Author Philip Yancey believes Christians are “the Jesus left behind” in a world in which people respond to the gospel when it is shared through “acts of mercy”. Read interview and watch video.

Joel Forster

17 OCTOBER 2016 · 11:50 CET

Philip Yancey during the interview in Madrid. / Photo: Jordi Pallejà,philip yancey, interview, 2016
Philip Yancey during the interview in Madrid. / Photo: Jordi Pallejà

Philip Yancey believes Christians need to be aware that they are the representatives of Jesus in a world that needs to see the church in action.

Author Philip Yancey said “Christians should look radically different from the world around them” in an excerpt of the interview Evangelical Focus published three weeks ago.

The first part of the interview - in which the Christian author expressed his views about Presidential candidate Donald Trump - went viral on internet and was quoted and republished by dozens of media outlets.

In the second part of the interview, Yancey talks about the role of Christians in secularised societies. Watch video and read transcript:

Question. You define the church as the ‘the people Jesus left behind’. What does that mean?

Answer. Well, if you are in the Old Testament, and you ask the question ‘what is God like?’ probably a young Jewish person would say, ‘God is scary, God is like Mount Sinai, smoking and thundering, like a volcano… scary!’ If you ask one of Jesus’ disciples what is God like, they would say, ‘well, I know this may be hard to believe but God is like this person over here, God is like Jesus. He told us he came from the Father to show us what the father is like’.
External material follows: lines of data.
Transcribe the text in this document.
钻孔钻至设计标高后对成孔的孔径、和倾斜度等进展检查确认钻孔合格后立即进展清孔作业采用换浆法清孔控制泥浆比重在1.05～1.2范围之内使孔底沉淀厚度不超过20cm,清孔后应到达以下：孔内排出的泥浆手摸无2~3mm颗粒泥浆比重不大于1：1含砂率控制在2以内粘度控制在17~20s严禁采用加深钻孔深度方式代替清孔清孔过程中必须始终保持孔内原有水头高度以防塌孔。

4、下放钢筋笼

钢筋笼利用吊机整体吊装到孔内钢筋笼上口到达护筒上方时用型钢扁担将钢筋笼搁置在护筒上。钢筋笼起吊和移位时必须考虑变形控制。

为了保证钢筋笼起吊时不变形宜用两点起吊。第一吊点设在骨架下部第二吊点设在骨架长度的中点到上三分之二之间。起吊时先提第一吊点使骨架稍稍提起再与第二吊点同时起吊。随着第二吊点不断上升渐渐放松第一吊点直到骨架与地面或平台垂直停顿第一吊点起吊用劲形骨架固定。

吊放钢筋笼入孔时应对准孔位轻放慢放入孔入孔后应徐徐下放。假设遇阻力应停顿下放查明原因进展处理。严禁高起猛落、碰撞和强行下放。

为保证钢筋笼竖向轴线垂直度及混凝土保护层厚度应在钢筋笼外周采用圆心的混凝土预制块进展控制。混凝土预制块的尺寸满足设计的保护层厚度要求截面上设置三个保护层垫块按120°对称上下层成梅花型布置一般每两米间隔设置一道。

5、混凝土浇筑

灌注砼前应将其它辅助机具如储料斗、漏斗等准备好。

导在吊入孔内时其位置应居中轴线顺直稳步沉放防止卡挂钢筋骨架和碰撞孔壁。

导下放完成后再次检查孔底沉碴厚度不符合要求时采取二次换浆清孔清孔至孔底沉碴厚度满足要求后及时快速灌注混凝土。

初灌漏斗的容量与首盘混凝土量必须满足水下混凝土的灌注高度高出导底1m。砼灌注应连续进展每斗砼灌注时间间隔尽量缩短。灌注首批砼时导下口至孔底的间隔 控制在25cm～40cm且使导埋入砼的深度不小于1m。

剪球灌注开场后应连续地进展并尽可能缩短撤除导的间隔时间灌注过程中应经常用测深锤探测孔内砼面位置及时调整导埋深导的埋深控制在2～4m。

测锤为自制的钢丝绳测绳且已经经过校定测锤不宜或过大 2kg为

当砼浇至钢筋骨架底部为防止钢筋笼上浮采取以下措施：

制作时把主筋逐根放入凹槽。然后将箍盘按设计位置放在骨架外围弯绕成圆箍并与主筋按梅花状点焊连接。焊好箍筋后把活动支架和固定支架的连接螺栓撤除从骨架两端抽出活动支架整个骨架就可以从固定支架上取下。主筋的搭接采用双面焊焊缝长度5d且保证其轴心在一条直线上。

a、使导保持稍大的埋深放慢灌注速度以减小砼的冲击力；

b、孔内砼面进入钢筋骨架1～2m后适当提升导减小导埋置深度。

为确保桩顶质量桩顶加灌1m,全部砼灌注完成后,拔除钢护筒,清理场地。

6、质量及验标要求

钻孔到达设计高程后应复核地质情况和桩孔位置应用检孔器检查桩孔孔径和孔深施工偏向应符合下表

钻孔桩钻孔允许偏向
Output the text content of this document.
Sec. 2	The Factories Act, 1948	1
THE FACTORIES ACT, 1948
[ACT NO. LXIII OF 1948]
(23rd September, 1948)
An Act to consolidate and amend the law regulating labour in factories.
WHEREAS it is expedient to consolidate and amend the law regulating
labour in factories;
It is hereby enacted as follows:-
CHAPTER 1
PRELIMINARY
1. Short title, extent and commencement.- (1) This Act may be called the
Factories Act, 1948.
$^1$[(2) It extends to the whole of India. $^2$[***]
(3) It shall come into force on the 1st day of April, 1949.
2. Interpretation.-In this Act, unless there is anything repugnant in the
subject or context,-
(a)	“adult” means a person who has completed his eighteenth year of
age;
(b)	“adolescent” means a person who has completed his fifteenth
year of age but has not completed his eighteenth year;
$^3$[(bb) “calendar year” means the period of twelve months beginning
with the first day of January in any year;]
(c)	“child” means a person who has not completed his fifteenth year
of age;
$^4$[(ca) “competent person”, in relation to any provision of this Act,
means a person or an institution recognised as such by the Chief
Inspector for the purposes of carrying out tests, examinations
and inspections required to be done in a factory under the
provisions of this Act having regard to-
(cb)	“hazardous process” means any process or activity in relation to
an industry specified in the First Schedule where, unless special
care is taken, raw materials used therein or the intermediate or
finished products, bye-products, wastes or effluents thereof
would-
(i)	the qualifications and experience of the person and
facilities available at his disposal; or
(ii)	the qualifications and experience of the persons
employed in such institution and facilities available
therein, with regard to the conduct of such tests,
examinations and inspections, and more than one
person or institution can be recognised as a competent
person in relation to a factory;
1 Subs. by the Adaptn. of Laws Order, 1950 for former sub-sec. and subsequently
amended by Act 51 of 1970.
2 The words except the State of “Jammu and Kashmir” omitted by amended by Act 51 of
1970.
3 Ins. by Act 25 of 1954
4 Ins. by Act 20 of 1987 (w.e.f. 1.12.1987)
But Jesus did not stay very long. He worked, as far as we know for maybe three years and then he left! And he actually said, ‘it is for your good that I am going away because now I am turning the mission over to you’. For the world to understand what is God like now, the church is the answer to that.

So, the Apostle Paul, as he reflected, he used the phrase “we are the body of Christ” more than 30 times. Think about that. We are the body presence of God in the world. God used to be present in his son Jesus, but Jesus left. And he said ‘It is actually good that I am going away, because I am leaving you behind. And I am giving you the mission of informing the world and showing the world what God is like, and sharing the good news of the gospel’.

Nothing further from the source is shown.